Through this process of research, analysis and deliberation, the Leadership Group has formed a clear and strong consensus on a strategy to enhance U.S. and international security by working more intensively and directly on the underlying causes of tension with key Muslim countries and communities. The strategy is described in "Changing Course: A New Direction for U.S. Relations with the Muslim World."

A key assumption of this project has been that building consensus on recommendations among a group of highly respected and diverse American leaders, informed by public opinion and input, could actually lead to changes in public and private action and to a more peaceful world – but only if the leaders and the project team developed a strong and effective education and outreach strategy to engage decision makers, opinion makers, and the public.

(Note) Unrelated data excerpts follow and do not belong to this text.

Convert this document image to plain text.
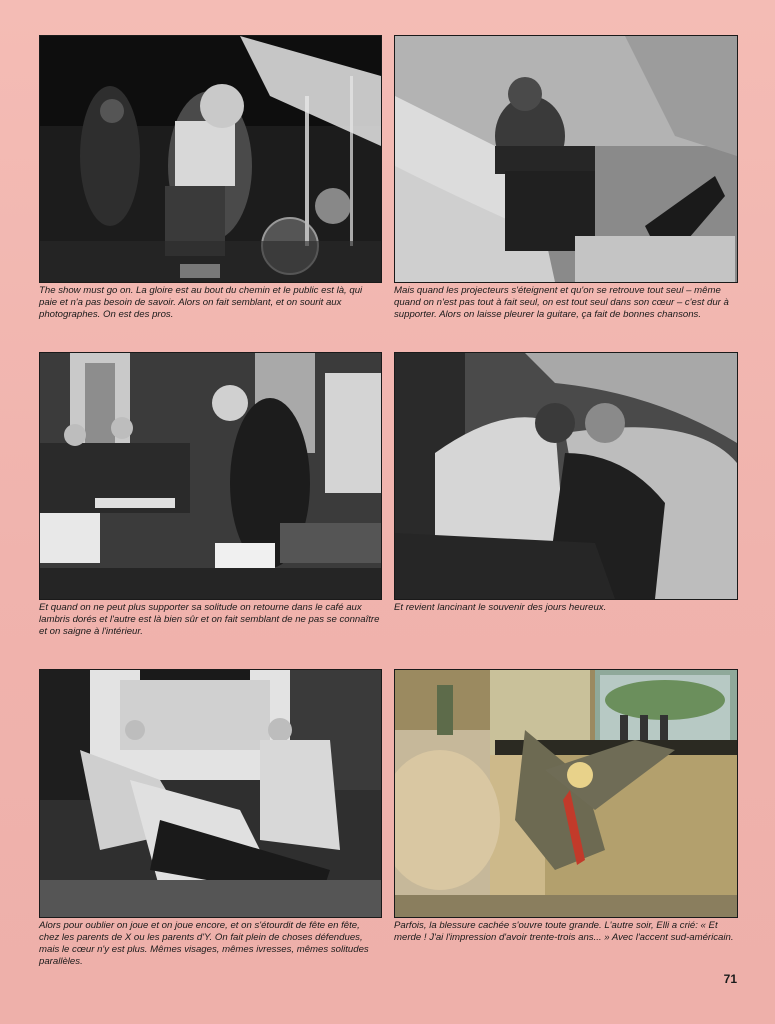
The show must go on. La gloire est au bout du chemin et le public est là, qui paie et n'a pas besoin de savoir. Alors on fait semblant, et on sourit aux photographes. On est des pros.

Mais quand les projecteurs s'éteignent et qu'on se retrouve tout seul – même quand on n'est pas tout à fait seul, on est tout seul dans son cœur – c'est dur à supporter. Alors on laisse pleurer la guitare, ça fait de bonnes chansons.

Et quand on ne peut plus supporter sa solitude on retourne dans le café aux lambris dorés et l'autre est là bien sûr et on fait semblant de ne pas se connaître et on saigne à l'intérieur.

Et revient lancinant le souvenir des jours heureux.

Alors pour oublier on joue et on joue encore, et on s'étourdit de fête en fête, chez les parents de X ou les parents d'Y. On fait plein de choses défendues, mais le cœur n'y est plus. Mêmes visages, mêmes ivresses, mêmes solitudes parallèles.

Parfois, la blessure cachée s'ouvre toute grande. L'autre soir, Elli a crié: « Et merde ! J'ai l'impression d'avoir trente-trois ans... » Avec l'accent sud-américain.

71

The release of "Changing Course: A New Direction for U.S. Relations with the Muslim World" is the first step in an outreach process designed to stimulate discussion and action on the report by government and the private sector. Concurrently, the report aims to foster citizen dialogue about its findings and to encourage grass-roots involvement in improving U.S.-Muslim relations. The U.S.-Muslim Engagement Project, through its Leadership Group, its supporters, and its staff, is committed to catalyzing action at all levels of society consistent with the report’s recommendation.